El Notan no es únicamente un dibujo en blanco y negro, sino un sistema de pensamiento visual que estudia cómo interactúan las formas y los espacios vacíos dentro de una composición. Su nombre procede de los términos japoneses nō (concentración, intensidad) y tan (oscuridad), haciendo referencia al equilibrio entre las zonas claras y oscuras.


Más allá del blanco y negro: el principio del Notan
En la tradición occidental el dibujo suele entenderse como la representación de objetos mediante líneas, volúmenes y sombras. El Notan propone una mirada diferente: una forma no depende únicamente de aquello que está representado, sino también del espacio que la rodea.
Así, una figura negra sobre un fondo blanco genera una segunda lectura en el espacio negativo. Ambos elementos, forma y vacío, tienen la misma importancia dentro de la composición. El objetivo no es reproducir la realidad con detalle, sino conseguir que una imagen sea reconocible a través de su estructura más esencial.
Esta idea conecta con principios del arte japonés tradicional, donde la simplicidad, la armonía y el valor del espacio vacío (ma) han tenido un papel fundamental en disciplinas como la caligrafía, la pintura o la arquitectura.
Del arte japonés a Occidente: una nueva forma de entender la composición
La llegada del arte japonés a Europa durante el siglo XIX, a través del fenómeno conocido como japonismo, despertó el interés de numerosos artistas occidentales por la simplicidad de las formas, los encuadres y el uso expresivo del espacio. Las estampas japonesas del periodo Edo, como La gran ola de Kanagawa, influyeron en nuevas formas de entender la composición visual.
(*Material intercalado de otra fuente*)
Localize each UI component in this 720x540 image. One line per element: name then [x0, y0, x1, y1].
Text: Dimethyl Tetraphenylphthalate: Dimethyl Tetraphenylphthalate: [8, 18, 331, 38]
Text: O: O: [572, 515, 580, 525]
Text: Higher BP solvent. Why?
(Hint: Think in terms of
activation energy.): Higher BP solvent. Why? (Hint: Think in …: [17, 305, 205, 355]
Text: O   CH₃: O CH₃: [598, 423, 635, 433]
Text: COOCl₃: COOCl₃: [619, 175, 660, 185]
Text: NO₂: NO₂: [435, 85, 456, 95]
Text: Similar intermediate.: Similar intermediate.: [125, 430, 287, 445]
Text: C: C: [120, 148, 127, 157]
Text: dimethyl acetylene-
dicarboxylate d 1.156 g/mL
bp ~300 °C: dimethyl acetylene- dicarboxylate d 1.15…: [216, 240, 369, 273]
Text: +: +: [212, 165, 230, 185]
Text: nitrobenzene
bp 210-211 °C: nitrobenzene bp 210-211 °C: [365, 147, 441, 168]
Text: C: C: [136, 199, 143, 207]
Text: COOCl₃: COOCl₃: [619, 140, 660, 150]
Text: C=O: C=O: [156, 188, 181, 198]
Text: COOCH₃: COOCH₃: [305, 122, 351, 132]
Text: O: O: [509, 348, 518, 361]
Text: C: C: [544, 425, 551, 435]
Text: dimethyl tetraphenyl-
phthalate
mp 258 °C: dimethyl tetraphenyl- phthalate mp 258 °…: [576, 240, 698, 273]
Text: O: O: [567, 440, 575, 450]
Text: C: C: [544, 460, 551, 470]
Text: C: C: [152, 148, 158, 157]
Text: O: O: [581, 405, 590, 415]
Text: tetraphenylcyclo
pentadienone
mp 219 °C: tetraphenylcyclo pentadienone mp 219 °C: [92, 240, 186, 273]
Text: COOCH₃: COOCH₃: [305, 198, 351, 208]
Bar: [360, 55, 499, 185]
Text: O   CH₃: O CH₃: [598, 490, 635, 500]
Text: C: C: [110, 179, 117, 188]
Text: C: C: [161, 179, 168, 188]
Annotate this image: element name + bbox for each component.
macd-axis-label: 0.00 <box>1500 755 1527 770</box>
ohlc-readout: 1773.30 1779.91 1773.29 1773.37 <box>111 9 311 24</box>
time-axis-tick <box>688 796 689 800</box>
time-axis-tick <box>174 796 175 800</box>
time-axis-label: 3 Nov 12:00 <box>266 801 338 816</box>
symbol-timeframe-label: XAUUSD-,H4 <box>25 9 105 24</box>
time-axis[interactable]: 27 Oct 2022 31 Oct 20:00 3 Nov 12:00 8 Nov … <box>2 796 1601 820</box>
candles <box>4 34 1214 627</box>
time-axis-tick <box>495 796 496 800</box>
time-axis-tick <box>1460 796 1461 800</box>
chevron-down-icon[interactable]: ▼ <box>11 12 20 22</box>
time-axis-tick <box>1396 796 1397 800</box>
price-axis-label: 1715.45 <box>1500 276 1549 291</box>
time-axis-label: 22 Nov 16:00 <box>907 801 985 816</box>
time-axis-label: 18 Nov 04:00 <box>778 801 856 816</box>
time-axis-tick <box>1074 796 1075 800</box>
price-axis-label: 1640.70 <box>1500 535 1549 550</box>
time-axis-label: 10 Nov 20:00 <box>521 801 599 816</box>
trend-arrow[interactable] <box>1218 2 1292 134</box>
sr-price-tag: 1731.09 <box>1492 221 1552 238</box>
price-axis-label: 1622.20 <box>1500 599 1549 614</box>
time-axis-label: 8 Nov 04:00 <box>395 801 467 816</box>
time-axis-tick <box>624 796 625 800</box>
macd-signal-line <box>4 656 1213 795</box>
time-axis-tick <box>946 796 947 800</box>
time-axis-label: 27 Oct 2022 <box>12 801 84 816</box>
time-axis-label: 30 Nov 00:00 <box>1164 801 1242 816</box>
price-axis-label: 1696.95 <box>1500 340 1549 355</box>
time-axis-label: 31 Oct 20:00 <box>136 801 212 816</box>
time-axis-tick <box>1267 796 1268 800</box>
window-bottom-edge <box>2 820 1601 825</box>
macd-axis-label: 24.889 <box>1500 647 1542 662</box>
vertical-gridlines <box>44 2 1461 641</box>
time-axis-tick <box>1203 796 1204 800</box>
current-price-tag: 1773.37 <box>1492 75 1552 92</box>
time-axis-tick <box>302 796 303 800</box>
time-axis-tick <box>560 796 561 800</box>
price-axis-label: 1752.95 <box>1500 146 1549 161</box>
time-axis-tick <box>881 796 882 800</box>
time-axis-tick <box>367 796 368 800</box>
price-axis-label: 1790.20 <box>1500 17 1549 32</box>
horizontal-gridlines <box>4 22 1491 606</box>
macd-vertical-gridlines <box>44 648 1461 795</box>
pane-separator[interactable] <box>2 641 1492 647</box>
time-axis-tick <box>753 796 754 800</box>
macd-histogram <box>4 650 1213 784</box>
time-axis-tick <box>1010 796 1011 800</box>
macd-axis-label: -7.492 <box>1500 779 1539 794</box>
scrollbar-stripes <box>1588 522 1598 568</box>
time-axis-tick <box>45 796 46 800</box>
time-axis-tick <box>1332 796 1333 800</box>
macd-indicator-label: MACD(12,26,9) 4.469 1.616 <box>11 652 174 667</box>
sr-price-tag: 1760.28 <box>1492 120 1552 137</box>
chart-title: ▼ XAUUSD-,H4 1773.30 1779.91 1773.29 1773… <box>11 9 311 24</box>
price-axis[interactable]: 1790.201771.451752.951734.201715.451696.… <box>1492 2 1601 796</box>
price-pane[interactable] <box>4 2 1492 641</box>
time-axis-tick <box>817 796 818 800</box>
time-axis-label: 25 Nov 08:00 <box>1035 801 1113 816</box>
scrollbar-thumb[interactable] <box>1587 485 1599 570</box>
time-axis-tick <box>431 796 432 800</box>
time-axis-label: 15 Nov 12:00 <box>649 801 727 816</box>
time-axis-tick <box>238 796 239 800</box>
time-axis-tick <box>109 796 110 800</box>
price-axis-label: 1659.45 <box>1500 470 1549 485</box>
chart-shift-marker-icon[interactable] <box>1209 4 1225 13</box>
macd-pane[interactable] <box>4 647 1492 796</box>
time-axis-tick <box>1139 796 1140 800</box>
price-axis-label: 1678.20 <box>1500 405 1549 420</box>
Durante el siglo XX, el Notan se convirtió en un ejercicio habitual dentro de la educación artística y el diseño, especialmente para aprender composición y poner en valor la toma de decisiones. Su relación con movimientos modernos como la abstracción o escuelas como la Bauhaus permitió estudiar la imagen desde sus elementos fundamentales.
El Notan en la actualidad: del papel al diseño digital
Hoy el Notan continúa utilizándose como herramienta creativa en ilustración, diseño gráfico y dirección artística. Se sule realizar bien un ejercicio con cartulinas negras recortadas o con tinta negra, especialmente mediante pinceles de tinta china o brush pens, que permiten trabajar manchas, siluetas y contrastes con gran expresividad.
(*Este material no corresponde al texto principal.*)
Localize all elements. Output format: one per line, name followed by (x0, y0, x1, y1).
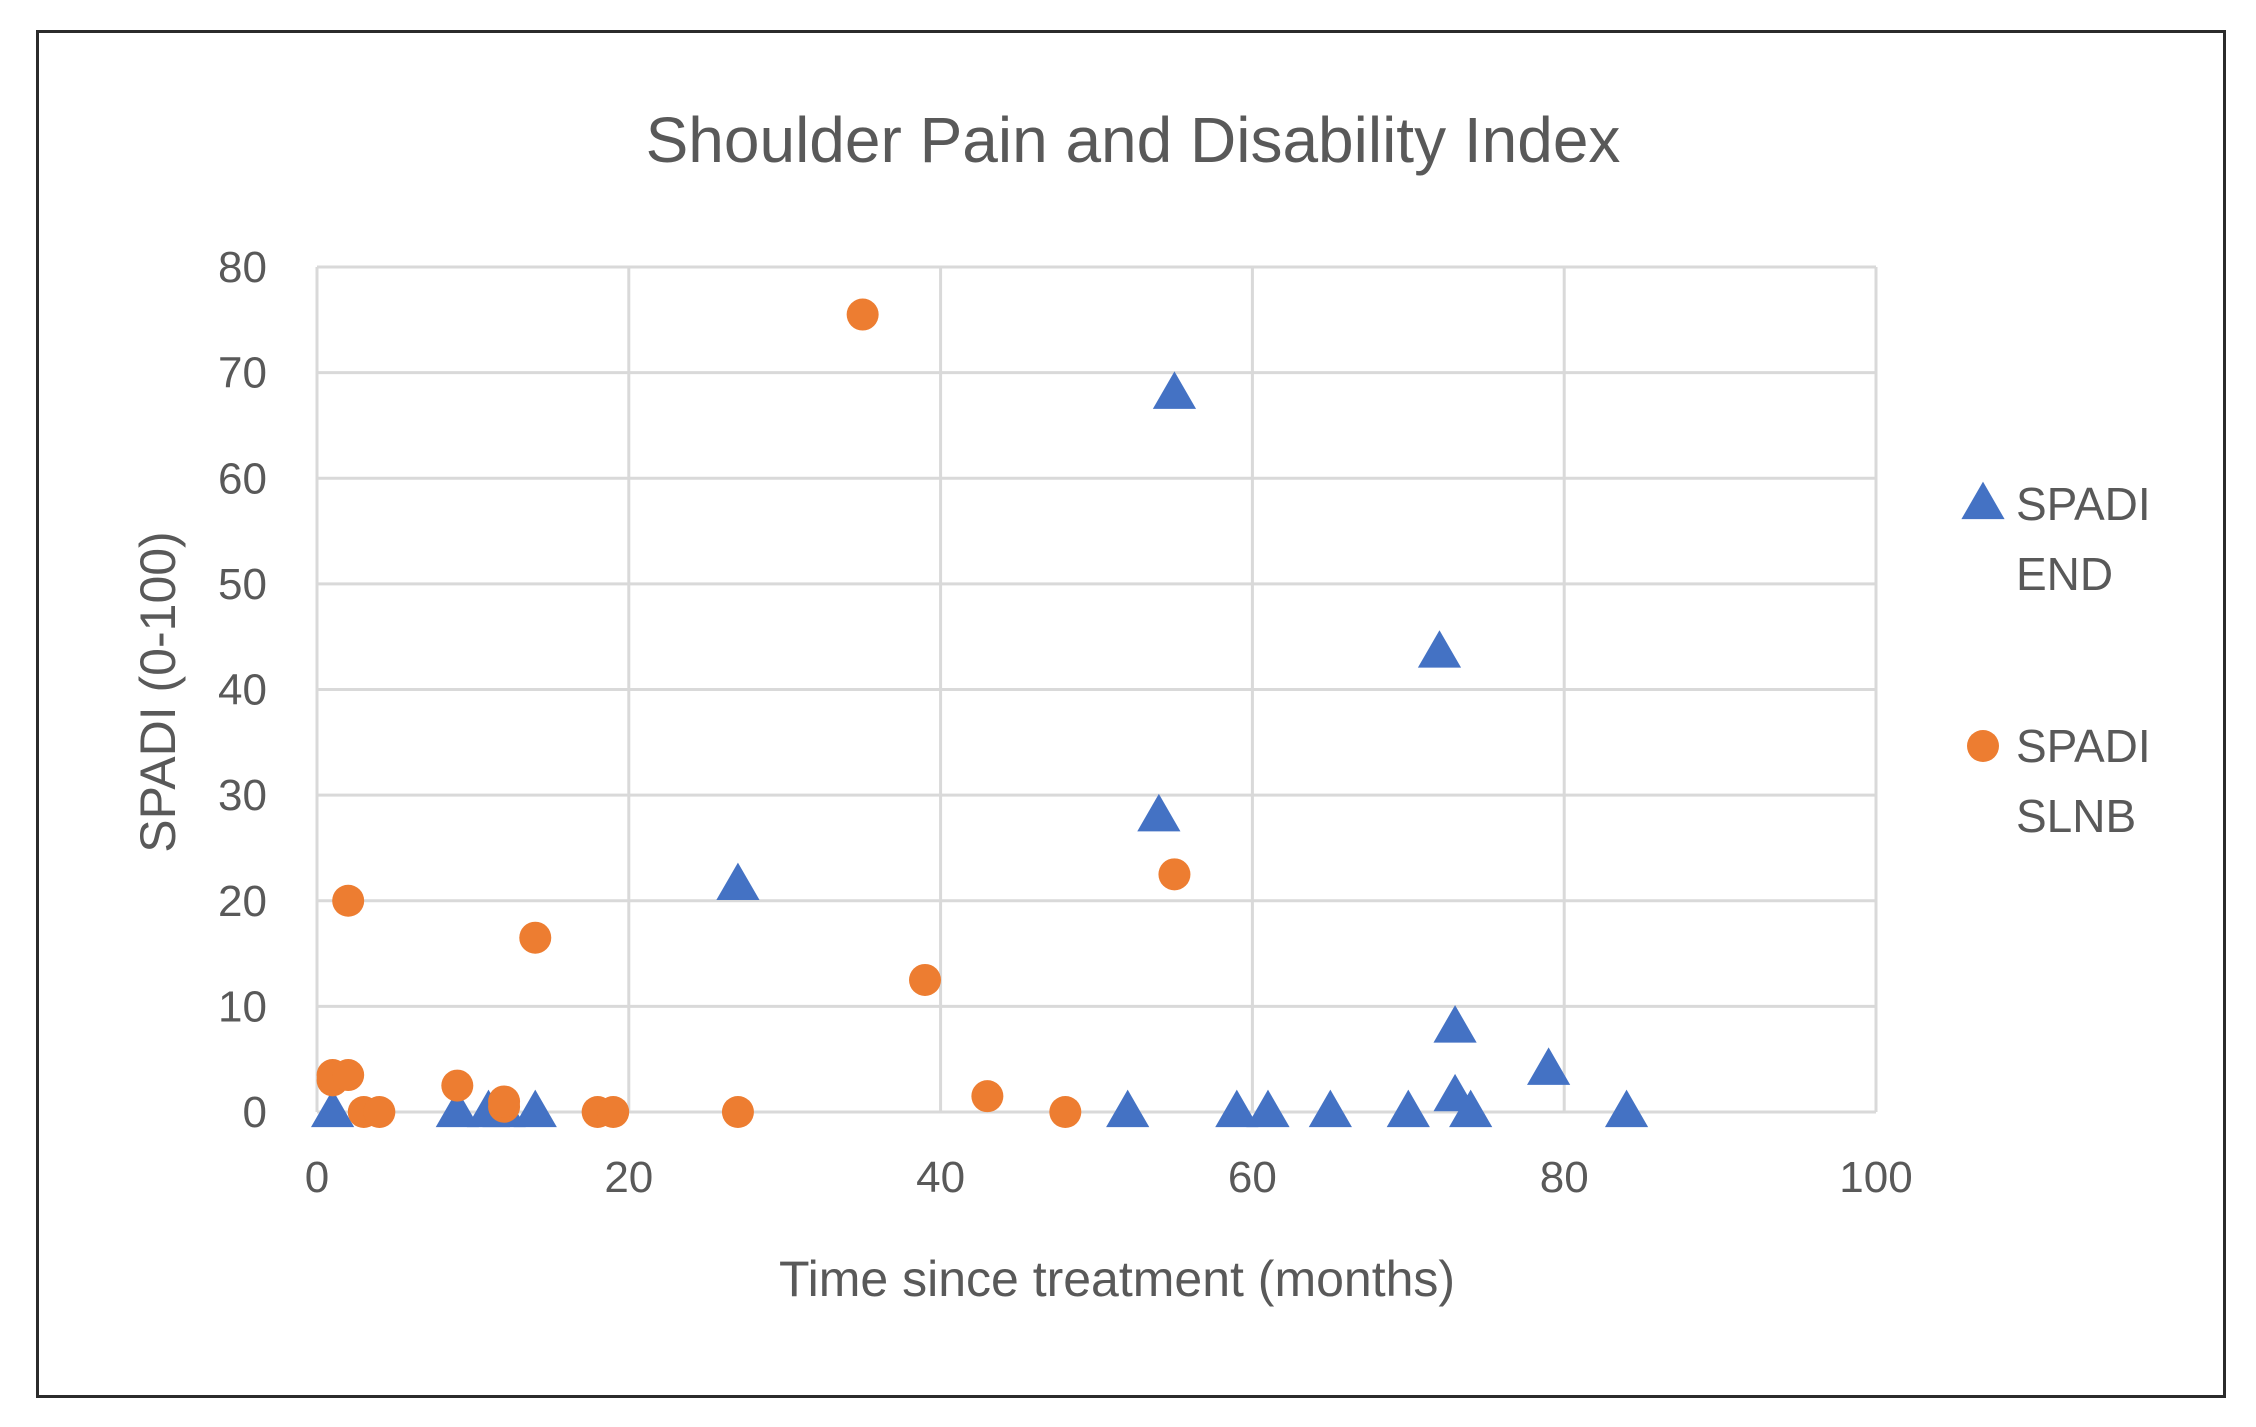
legend-label-line: SPADI (2016, 720, 2151, 772)
data-point-circle (1158, 858, 1191, 891)
series-spadi-slnb (316, 298, 1191, 1128)
legend-label-line: END (2016, 548, 2113, 600)
data-points (310, 298, 1649, 1128)
x-axis-label: Time since treatment (months) (779, 1251, 1455, 1307)
chart-title: Shoulder Pain and Disability Index (646, 104, 1621, 176)
y-axis-label: SPADI (0-100) (130, 531, 186, 852)
legend-item-1: SPADI SLNB (1967, 720, 2151, 842)
data-point-circle (332, 1059, 365, 1092)
data-point-triangle (1417, 630, 1462, 668)
y-tick-label: 10 (218, 982, 267, 1031)
y-tick-label: 80 (218, 243, 267, 292)
data-point-triangle (716, 862, 760, 901)
data-point-circle (909, 963, 942, 996)
y-tick-label: 30 (218, 771, 267, 820)
data-point-circle (441, 1069, 474, 1102)
x-tick-labels: 0 20 40 60 80 100 (305, 1153, 1913, 1202)
y-tick-label: 50 (218, 560, 267, 609)
legend-circle-icon (1967, 730, 1999, 762)
data-point-triangle (513, 1089, 557, 1128)
x-tick-label: 100 (1839, 1153, 1912, 1202)
data-point-triangle (1386, 1089, 1430, 1128)
data-point-circle (1049, 1096, 1082, 1128)
y-tick-label: 70 (218, 349, 267, 398)
y-tick-labels: 0 10 20 30 40 50 60 70 80 (218, 243, 267, 1137)
data-point-triangle (1527, 1047, 1571, 1085)
data-point-triangle (310, 1089, 355, 1128)
data-point-circle (721, 1096, 754, 1128)
y-tick-label: 0 (243, 1088, 267, 1137)
y-tick-label: 40 (218, 666, 267, 715)
legend-label-line: SPADI (2016, 478, 2151, 530)
data-point-triangle (1106, 1089, 1150, 1128)
data-point-circle (597, 1096, 630, 1128)
grid-lines (315, 265, 1878, 1114)
data-point-triangle (1215, 1089, 1259, 1128)
data-point-triangle (435, 1089, 479, 1128)
data-point-circle (846, 298, 879, 331)
data-point-circle (519, 921, 552, 954)
data-point-triangle (1449, 1089, 1493, 1128)
data-point-triangle (1137, 793, 1181, 832)
data-point-triangle (1604, 1089, 1649, 1128)
data-point-triangle (1433, 1005, 1477, 1043)
data-point-circle (488, 1085, 521, 1118)
data-point-circle (971, 1080, 1004, 1113)
x-tick-label: 20 (604, 1153, 653, 1202)
legend-label-line: SLNB (2016, 790, 2136, 842)
x-tick-label: 0 (305, 1153, 329, 1202)
legend-item-0: SPADI END (1961, 478, 2151, 600)
data-point-triangle (1246, 1089, 1290, 1128)
data-point-triangle (1152, 371, 1197, 409)
y-tick-label: 60 (218, 454, 267, 503)
data-point-circle (332, 884, 365, 917)
data-point-circle (363, 1096, 396, 1128)
x-tick-label: 80 (1540, 1153, 1589, 1202)
x-tick-label: 60 (1228, 1153, 1277, 1202)
series-spadi-end (310, 371, 1649, 1128)
chart-frame (36, 30, 2226, 1398)
y-tick-label: 20 (218, 877, 267, 926)
data-point-triangle (1308, 1089, 1352, 1128)
x-tick-label: 40 (916, 1153, 965, 1202)
legend: SPADI END SPADI SLNB (1961, 478, 2151, 842)
legend-triangle-icon (1961, 481, 2005, 520)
También se aplica en entornos digitales para analizar la relación entre figura y fondo, la distribución del peso visual o la estructura de una composición antes de incorporar color y efectos.
Desde un sencillo recorte de papel hasta una identidad visual contemporánea, el Notan nos recuerda que una imagen no se construye únicamente con aquello que vemos, sino también con el espacio vacío. La luz y la sombra no son opuestos, sino dos partes de un mismo lenguaje visual.